Unbelievable day today, spent over three hours play basketball at hoop dome and was absolutely drained. My original plan was to play at hoop dome for maybe two hours, rest up, and hit up volleyball at YMCA drop in. Overestimating myself as usual, I lost track of time completely going all out on every possession leading to eventual dizziness and major headache. By the time I arrived home at 5:30 I was completed depleted of energy, to make things worse I had no appetite. I figure it must be the consequence of a prolonged period of constant sympathetic nervous system stimulation. Although I followed through with my plan to play drop in at YMCA, I felt as if my body couldn't take anymore stress. Almost every muscle group on my body was aching, from my neck muscles all the way down to the tendons in my toes. The only good result I can see from having such a reckless day is hopefully having a good night's sleep. I am hoping to be able to resume my normal circadian rhythm in the next few weeks by waking up at 7:30 AM and sleeping at 11:30 PM.

What I wish I can do everyday... play COD.

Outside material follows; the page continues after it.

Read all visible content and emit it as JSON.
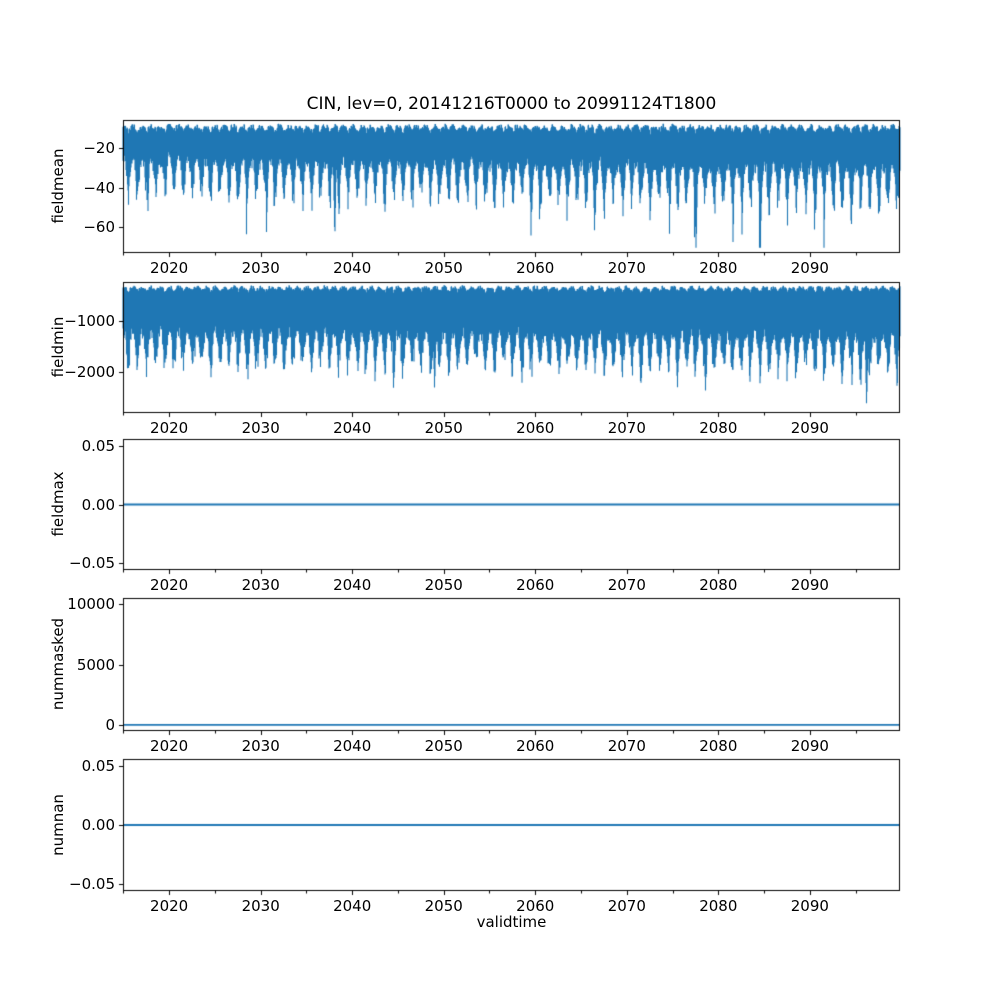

In other news, I've gone back to designing web templates once again. A task I abandoned years ago to pursue a career in "science" is slowly creeping back to me in the form of helping out a friend. In all honesty, I'm still VERY rusty compared to a few years ago, but the designs are starting to look much more professional. In addition, after completing a few templates, I feel a nice sense of accomplishment. I guess why I enjoy designing websites so much more than reading MCAT textbooks is that I can actually see the fruits of my labors come to fruition. After reading up on general chemistry or general biology I feel no sense of accomplishment. Even reading through the textbook a million times won't guarantee you a perfect score on the MCATs, and to make the pressure all the more, you have one or two maximum shots at acing the MCATs. Web designing on the other hand, can be improved upon easily, whether it be by looking at other designs for inspiration, or just learning new photoshop techniques. I say this though, knowing that the real answer is due to the lack of pressure required by web designing. There's nothing to loose if I fail at web designing where as everything is at a loss if I fail my chosen career as a science student. All in all, I think what can be learned from this ordeal is that the only thing pushing us to go forward is pressure. Without pressure we'd be so complacent in our lives with no goals or barriers to break that there would be no sense of accomplishment. In the end, what started as an upbeat blog entry turned into a depressing comparison of possible careers. At least I've established that pressure at times might seem like pain in the ass, but in the end, it is the one thing that all humans share, and the one thing that drives us to eventually do great things.